A ground-breaking exploration of the changing nature of trust and how to bridge the gap from where you are to where you need to be. Trust, at every level of business and society, has never mattered so much and at the same time. CEOs, managers, presidents, governors - leaders at every level and in every institution - face vexing issues and trade-offs. Many flounder, especially in a turbulent era when confronted with multiple crises and constituencies demanding change. How to bridge these gaps requires a new understanding of just what trust is, how it can be built, and regained when lost.
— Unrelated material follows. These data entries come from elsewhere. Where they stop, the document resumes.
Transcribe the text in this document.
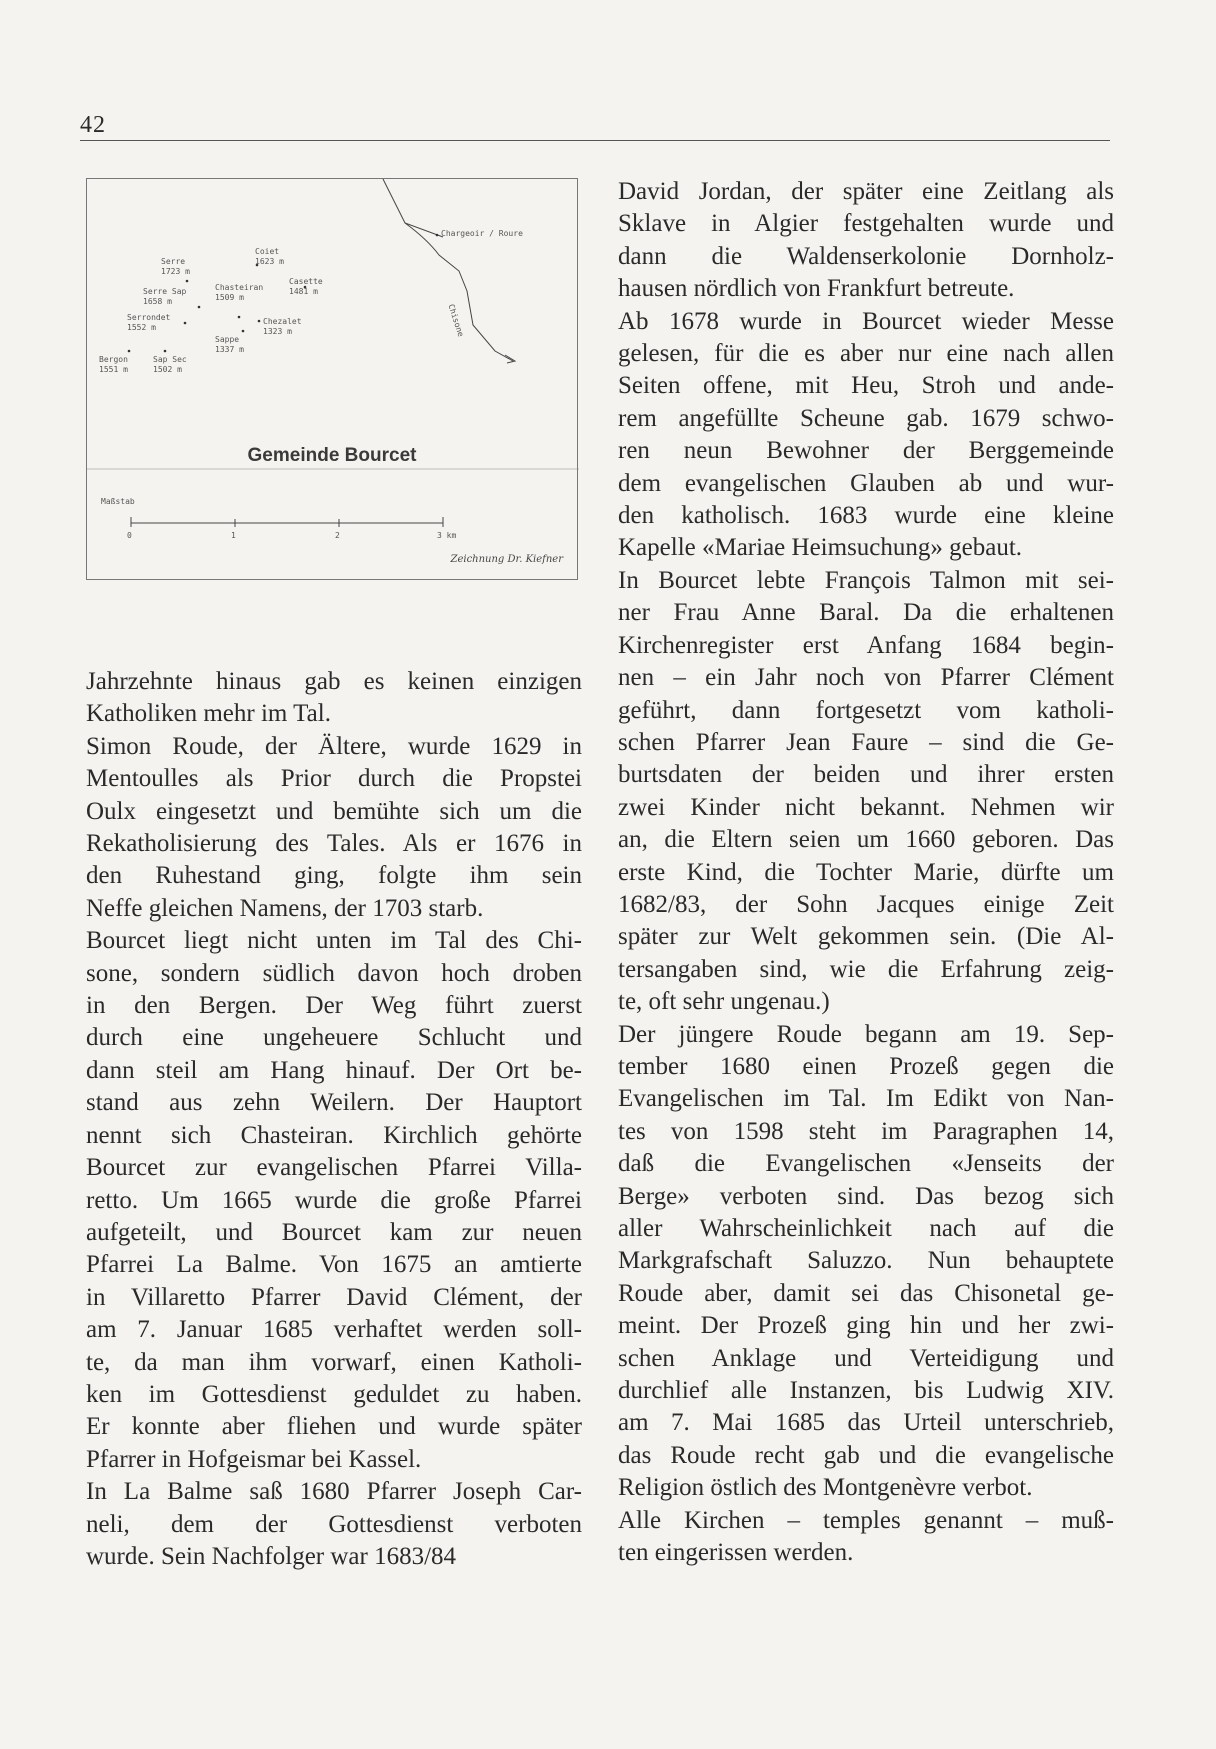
42
Serre
1723 m
Coiet
1623 m
Chargeoir / Roure
Serre Sap
1658 m
Chasteiran
1509 m
Casette
1481 m
Serrondet
1552 m
Chezalet
1323 m
Sappe
1337 m
Bergon
1551 m
Sap Sec
1502 m
Chisone
Gemeinde Bourcet
Maßstab
0	1	2	3 km
Zeichnung Dr. Kiefner
Jahrzehnte hinaus gab es keinen einzigen
Katholiken mehr im Tal.
Simon Roude, der Ältere, wurde 1629 in
Mentoulles als Prior durch die Propstei
Oulx eingesetzt und bemühte sich um die
Rekatholisierung des Tales. Als er 1676 in
den Ruhestand ging, folgte ihm sein
Neffe gleichen Namens, der 1703 starb.
Bourcet liegt nicht unten im Tal des Chi-
sone, sondern südlich davon hoch droben
in den Bergen. Der Weg führt zuerst
durch eine ungeheuere Schlucht und
dann steil am Hang hinauf. Der Ort be-
stand aus zehn Weilern. Der Hauptort
nennt sich Chasteiran. Kirchlich gehörte
Bourcet zur evangelischen Pfarrei Villa-
retto. Um 1665 wurde die große Pfarrei
aufgeteilt, und Bourcet kam zur neuen
Pfarrei La Balme. Von 1675 an amtierte
in Villaretto Pfarrer David Clément, der
am 7. Januar 1685 verhaftet werden soll-
te, da man ihm vorwarf, einen Katholi-
ken im Gottesdienst geduldet zu haben.
Er konnte aber fliehen und wurde später
Pfarrer in Hofgeismar bei Kassel.
In La Balme saß 1680 Pfarrer Joseph Car-
neli, dem der Gottesdienst verboten
wurde. Sein Nachfolger war 1683/84
David Jordan, der später eine Zeitlang als
Sklave in Algier festgehalten wurde und
dann die Waldenserkolonie Dornholz-
hausen nördlich von Frankfurt betreute.
Ab 1678 wurde in Bourcet wieder Messe
gelesen, für die es aber nur eine nach allen
Seiten offene, mit Heu, Stroh und ande-
rem angefüllte Scheune gab. 1679 schwo-
ren neun Bewohner der Berggemeinde
dem evangelischen Glauben ab und wur-
den katholisch. 1683 wurde eine kleine
Kapelle «Mariae Heimsuchung» gebaut.
In Bourcet lebte François Talmon mit sei-
ner Frau Anne Baral. Da die erhaltenen
Kirchenregister erst Anfang 1684 begin-
nen – ein Jahr noch von Pfarrer Clément
geführt, dann fortgesetzt vom katholi-
schen Pfarrer Jean Faure – sind die Ge-
burtsdaten der beiden und ihrer ersten
zwei Kinder nicht bekannt. Nehmen wir
an, die Eltern seien um 1660 geboren. Das
erste Kind, die Tochter Marie, dürfte um
1682/83, der Sohn Jacques einige Zeit
später zur Welt gekommen sein. (Die Al-
tersangaben sind, wie die Erfahrung zeig-
te, oft sehr ungenau.)
Der jüngere Roude begann am 19. Sep-
tember 1680 einen Prozeß gegen die
Evangelischen im Tal. Im Edikt von Nan-
tes von 1598 steht im Paragraphen 14,
daß die Evangelischen «Jenseits der
Berge» verboten sind. Das bezog sich
aller Wahrscheinlichkeit nach auf die
Markgrafschaft Saluzzo. Nun behauptete
Roude aber, damit sei das Chisonetal ge-
meint. Der Prozeß ging hin und her zwi-
schen Anklage und Verteidigung und
durchlief alle Instanzen, bis Ludwig XIV.
am 7. Mai 1685 das Urteil unterschrieb,
das Roude recht gab und die evangelische
Religion östlich des Montgenèvre verbot.
Alle Kirchen – temples genannt – muß-
ten eingerissen werden.
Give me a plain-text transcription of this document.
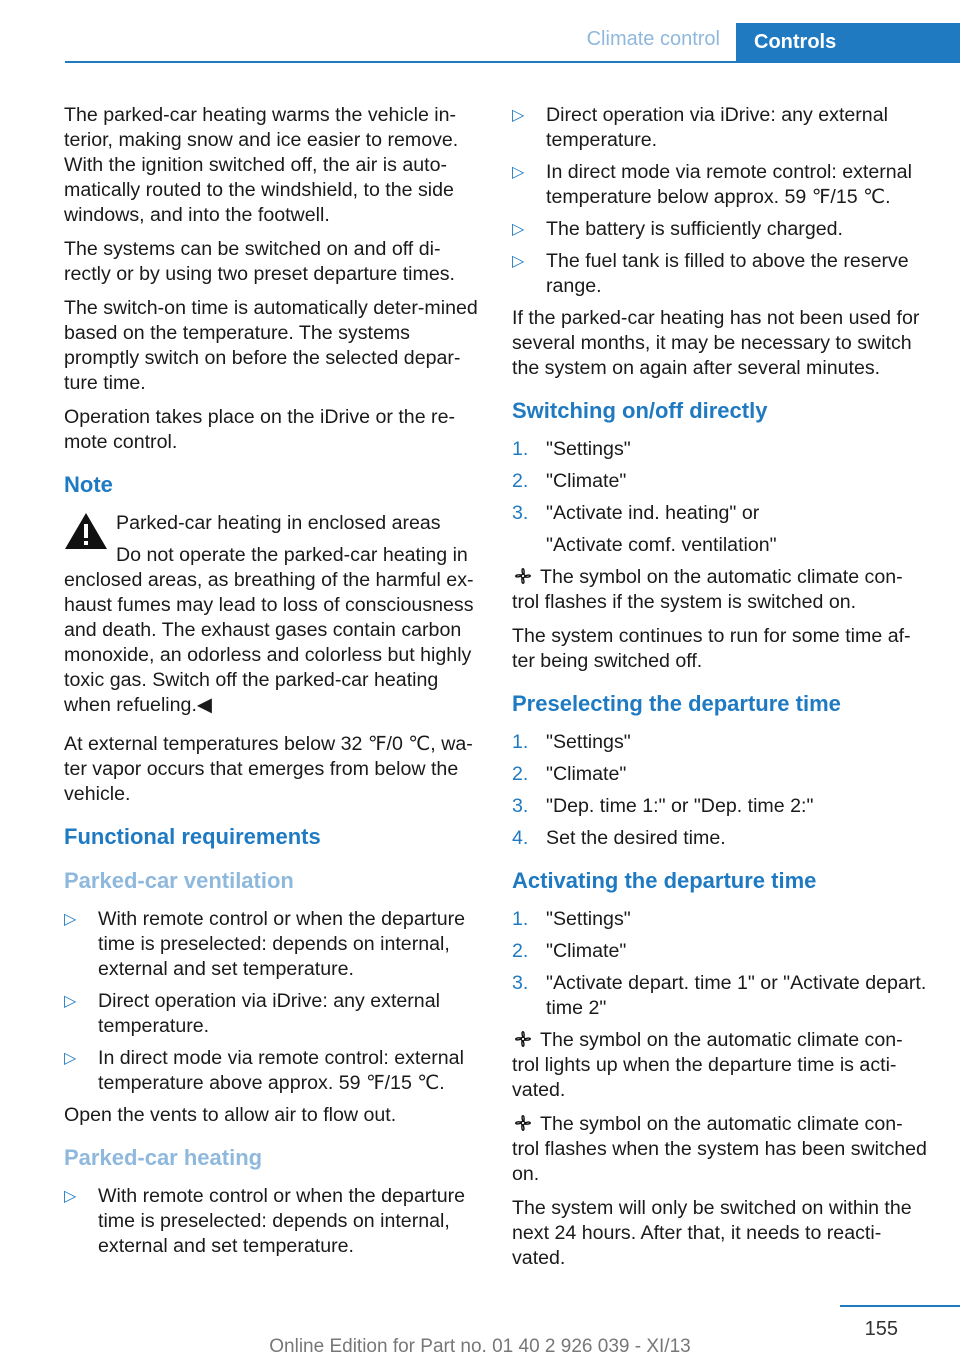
Climate control	Controls

The parked-car heating warms the vehicle in-terior, making snow and ice easier to remove. With the ignition switched off, the air is auto-matically routed to the windshield, to the side windows, and into the footwell.

The systems can be switched on and off di-rectly or by using two preset departure times.

The switch-on time is automatically deter-mined based on the temperature. The systems promptly switch on before the selected depar-ture time.

Operation takes place on the iDrive or the re-mote control.

Note

Parked-car heating in enclosed areas

Do not operate the parked-car heating in

enclosed areas, as breathing of the harmful ex-haust fumes may lead to loss of consciousness and death. The exhaust gases contain carbon monoxide, an odorless and colorless but highly toxic gas. Switch off the parked-car heating when refueling.◀

At external temperatures below 32 ℉/0 ℃, wa-ter vapor occurs that emerges from below the vehicle.

Functional requirements
Parked-car ventilation
▷ With remote control or when the departure time is preselected: depends on internal, external and set temperature.
▷ Direct operation via iDrive: any external temperature.
▷ In direct mode via remote control: external temperature above approx. 59 ℉/15 ℃.

Open the vents to allow air to flow out.

Parked-car heating
▷ With remote control or when the departure time is preselected: depends on internal, external and set temperature.
▷ Direct operation via iDrive: any external temperature.
▷ In direct mode via remote control: external temperature below approx. 59 ℉/15 ℃.
▷ The battery is sufficiently charged.
▷ The fuel tank is filled to above the reserve range.

If the parked-car heating has not been used for several months, it may be necessary to switch the system on again after several minutes.

Switching on/off directly
1. "Settings"
2. "Climate"
3. "Activate ind. heating" or
"Activate comf. ventilation"

The symbol on the automatic climate con-trol flashes if the system is switched on.

The system continues to run for some time af-ter being switched off.

Preselecting the departure time
1. "Settings"
2. "Climate"
3. "Dep. time 1:" or "Dep. time 2:"
4. Set the desired time.
Activating the departure time
1. "Settings"
2. "Climate"
3. "Activate depart. time 1" or "Activate depart. time 2"

The symbol on the automatic climate con-trol lights up when the departure time is acti-vated.

The symbol on the automatic climate con-trol flashes when the system has been switched on.

The system will only be switched on within the next 24 hours. After that, it needs to reacti-vated.

155
Online Edition for Part no. 01 40 2 926 039 - XI/13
Trust is, however, an elusive, even mushy, concept. Sandra Sucher and Shalene Gupta examine the science behind trust, grounding our understanding of why we humans trust in the first place, describing how customers, employees, community members and investors decide whether an organization or a person can be trusted. Creating and sustaining trust does not, they show, come from reputation-building and PR but by being the real deal, creating products, services, and technologies that work, having good intentions, treating people fairly, and taking responsibility for all the impacts an organization creates, whether intended or not.
Then, through a framing of how to think through the elements of trust - competence, motives, means, impact - combined with in-depth stories from twenty years of research we emerge with a new understanding of the business, economic and societal importance of trust and how to regain it once lost. How to, in short, bridge the gap from where you are to where you should be.